O fisco pode lançar de ofício (se a modalidade prevista for essa) a partir da prática do fato gerador, pois com a sua prática a obrigação tributária já está constituída.
Então se o fisco poderia lançar a partir de abril de 2008, o prazo decadencial, conforme o art. 173, I do CTN tem início no dia 1º de janeiro de 2009, e a Fazenda Pública poderá constituir o crédito tributário até 31.12.2014.
Se, nesse mesmo exemplo, a modalidade de lançamento fosse por homologação a regra a ser aplicada é a do art. 150, §4º, ou seja, feito o pagamento (e não lançamento como consta na lei) o fisco tem 5 anos para homologação a contar da prática do fato gerador. Decorrido esse prazo sem se pronunciar restará configurada a decadência.
No entanto, no particular do lançamento por homologação, pode ocorrer do sujeito passivo não efetuar o pagamento do débito ou efetuar o recolhimento a menor no prazo estipulado. Nesses casos, aplica-se a regra geral insculpida no art. 173, I do CTN. Pois no caso de não pagamento de tributo sujeito ao lançamento por homologação, pode o fisco fazê-lo de ofício.

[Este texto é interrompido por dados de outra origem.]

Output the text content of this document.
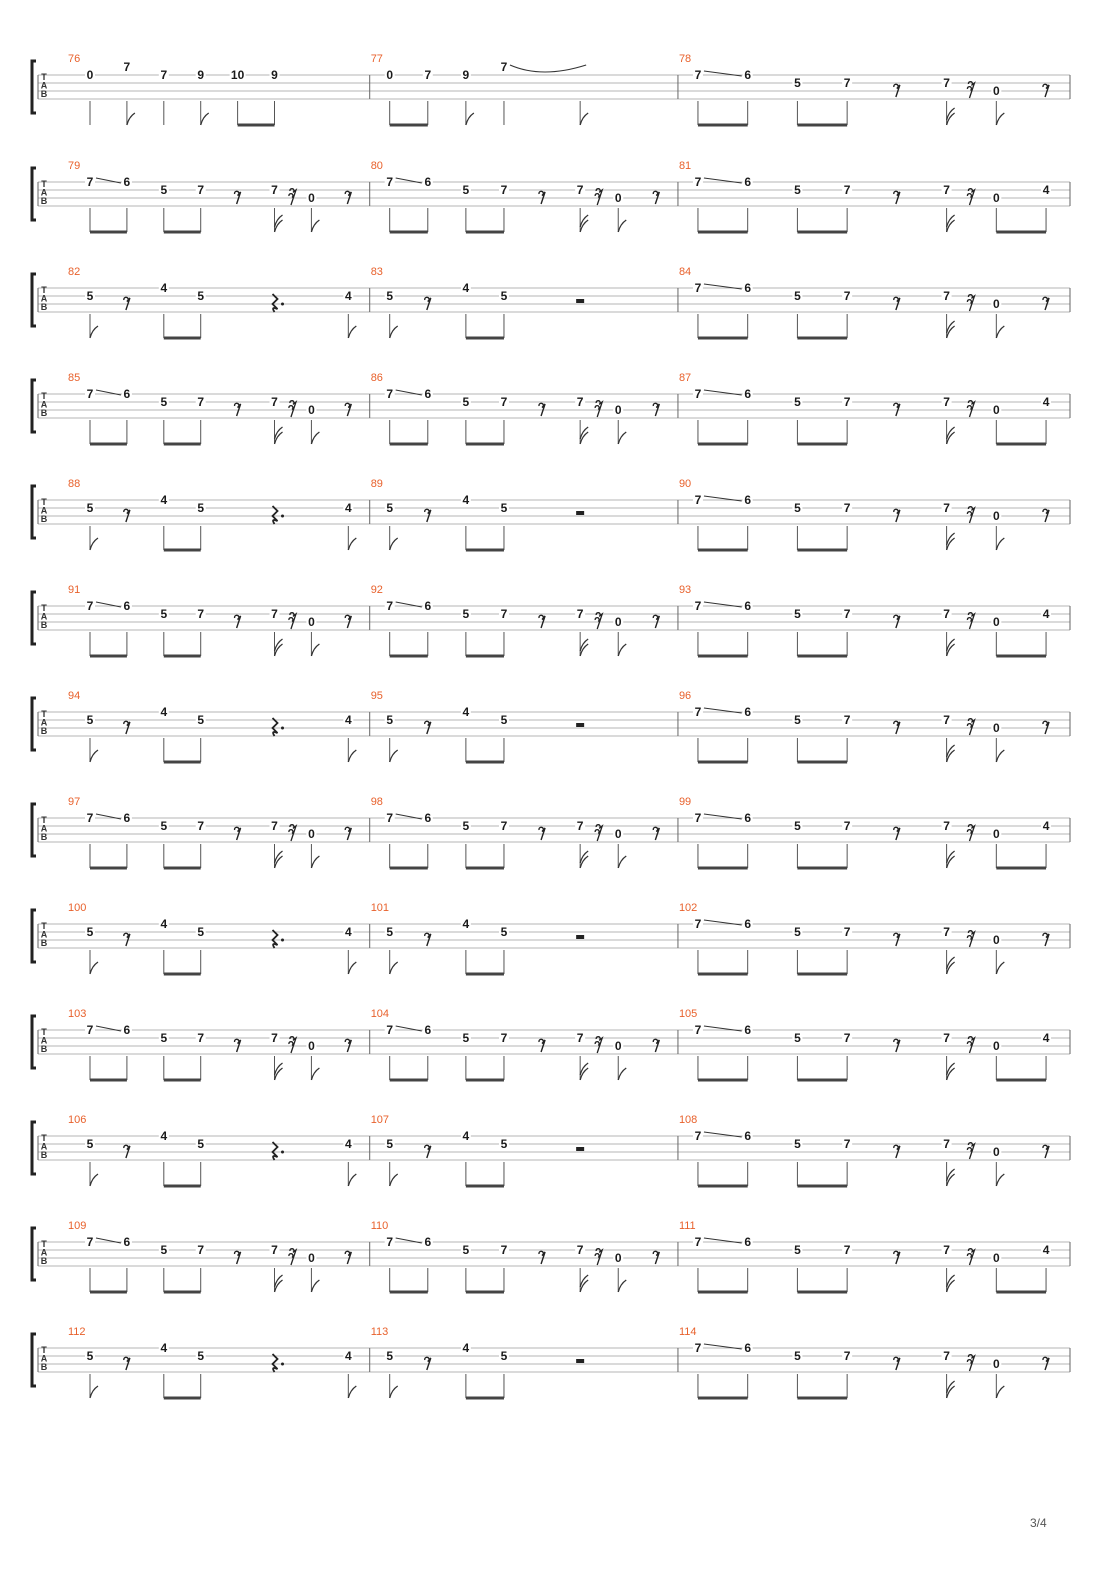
T
A
B
76
0
7
7	9 10 9
77
0	7	9
7
78
7	6
5	7	7
0
T
A
B
79
7	6
5	7	7
0
80
7	6
5	7	7
0
81
7	6
5	7	7
0
4
T
A
B
82
5
4
5	4
83
5
4
5
84
7	6
5	7	7
0
T
A
B
85
7	6
5	7	7
0
86
7	6
5	7	7
0
87
7	6
5	7	7
0
4
T
A
B
88
5
4
5	4
89
5
4
5
90
7	6
5	7	7
0
T
A
B
91
7	6
5	7	7
0
92
7	6
5	7	7
0
93
7	6
5	7	7
0
4
T
A
B
94
5
4
5	4
95
5
4
5
96
7	6
5	7	7
0
T
A
B
97
7	6
5	7	7
0
98
7	6
5	7	7
0
99
7	6
5	7	7
0
4
T
A
B
100
5
4
5	4
101
5
4
5
102
7	6
5	7	7
0
T
A
B
103
7	6
5	7	7
0
104
7	6
5	7	7
0
105
7	6
5	7	7
0
4
T
A
B
106
5
4
5	4
107
5
4
5
108
7	6
5	7	7
0
T
A
B
109
7	6
5	7	7
0
110
7	6
5	7	7
0
111
7	6
5	7	7
0
4
T
A
B
112
5
4
5	4
113
5
4
5
114
7	6
5	7	7
0
3/4
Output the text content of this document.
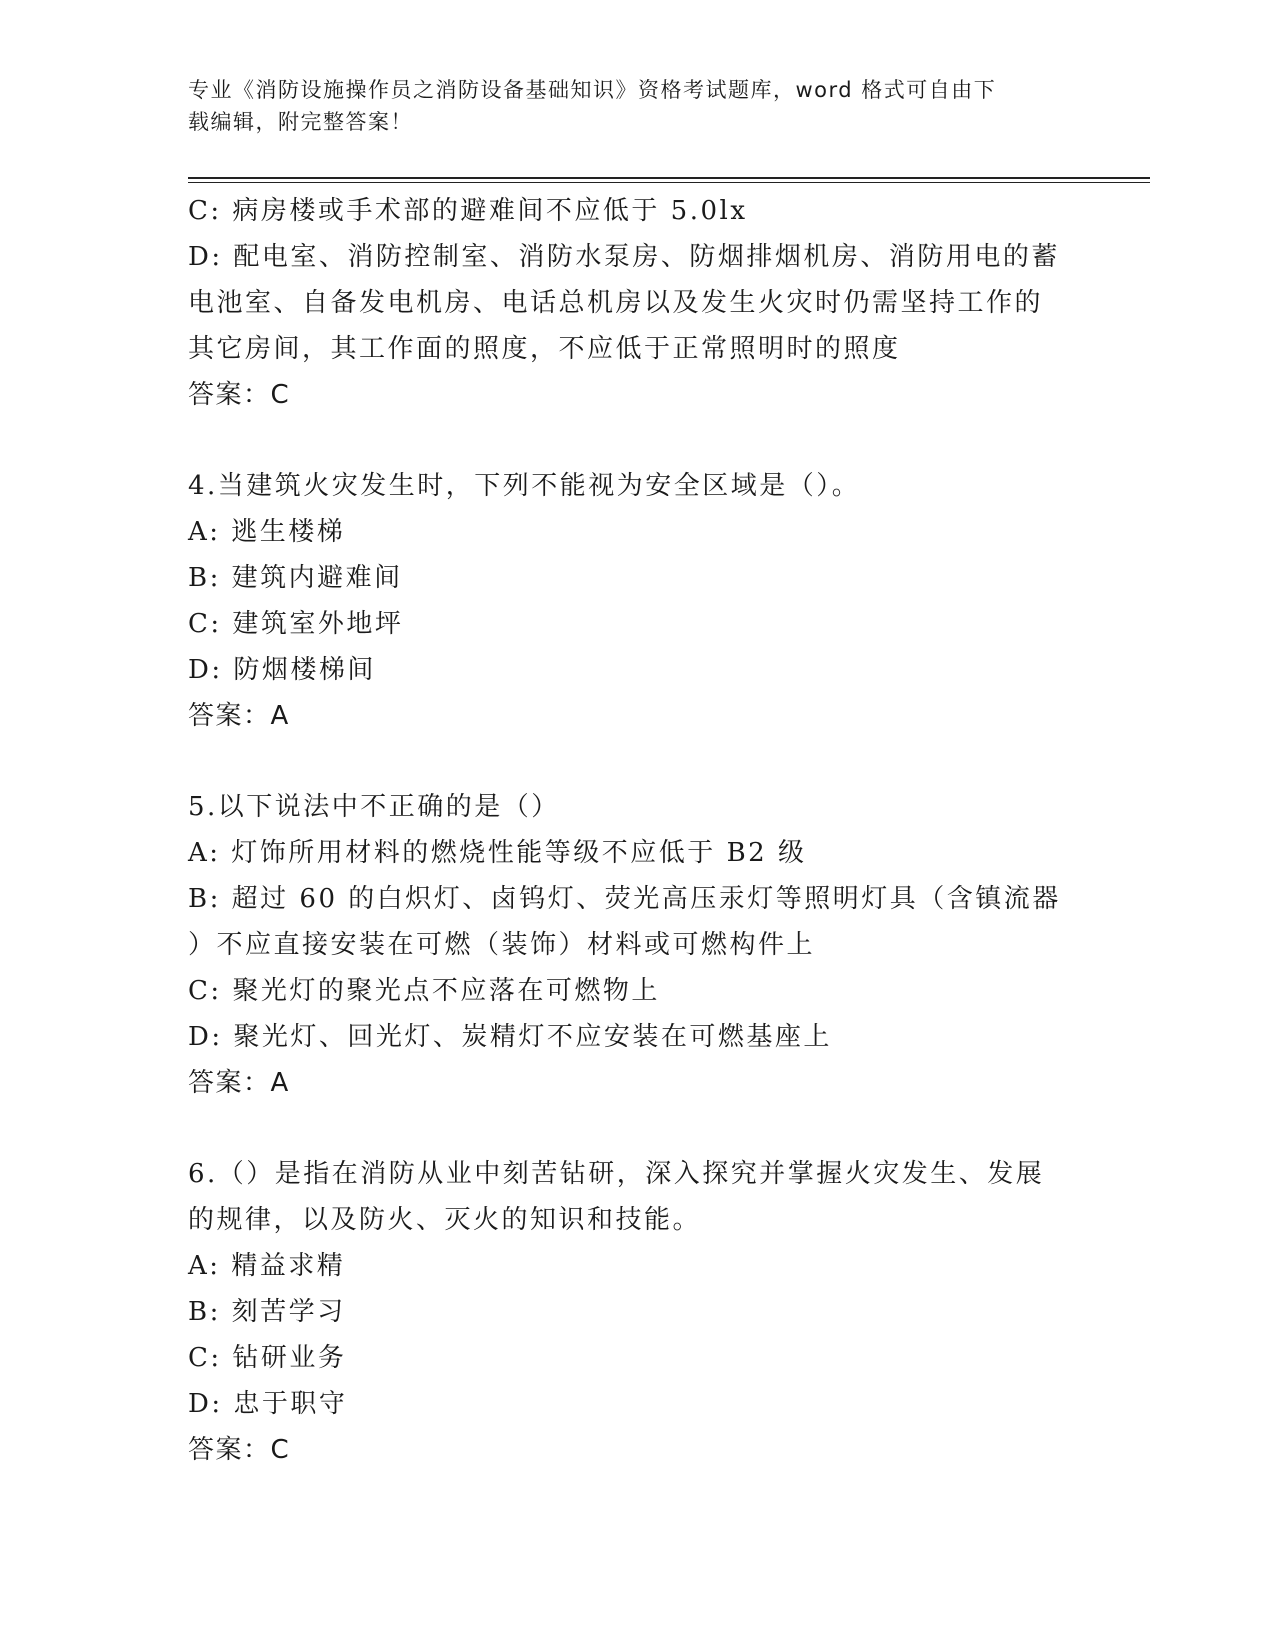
专业《消防设施操作员之消防设备基础知识》资格考试题库，word 格式可自由下
载编辑，附完整答案！
C: 病房楼或手术部的避难间不应低于 5.0lx
D: 配电室、消防控制室、消防水泵房、防烟排烟机房、消防用电的蓄
电池室、自备发电机房、电话总机房以及发生火灾时仍需坚持工作的
其它房间，其工作面的照度，不应低于正常照明时的照度
答案：C
4.当建筑火灾发生时，下列不能视为安全区域是（）。
A: 逃生楼梯
B: 建筑内避难间
C: 建筑室外地坪
D: 防烟楼梯间
答案：A
5.以下说法中不正确的是（）
A: 灯饰所用材料的燃烧性能等级不应低于 B2 级
B: 超过 60 的白炽灯、卤钨灯、荧光高压汞灯等照明灯具（含镇流器
）不应直接安装在可燃（装饰）材料或可燃构件上
C: 聚光灯的聚光点不应落在可燃物上
D: 聚光灯、回光灯、炭精灯不应安装在可燃基座上
答案：A
6.（）是指在消防从业中刻苦钻研，深入探究并掌握火灾发生、发展
的规律，以及防火、灭火的知识和技能。
A: 精益求精
B: 刻苦学习
C: 钻研业务
D: 忠于职守
答案：C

Resta, portanto, superado o entendimento da aplicação da regra dos “5 mais 5″ que o STJ aplicava, tome cuidado.
Abraço a todos.
É de suma importância informações de âmbito jurídico as quais possam auxilar na aquisição de conhecimentos jusrisprudências pois a âmbito jurídico os operadores e estudantes de Direito necessitam de fontes atualizadas as quais tragam embasamento jurídico.


Olá Igor.
O artigo tá jóia!
Já tentei me cadastrar lá no fórum e n consegui… mas agora to meio sem tempo, mais tarde tento novamente.
Gostaria de saber desesperadamente uma indicação boa de processo civil, que não fosse fredie didier! Vc teria uma sugestão?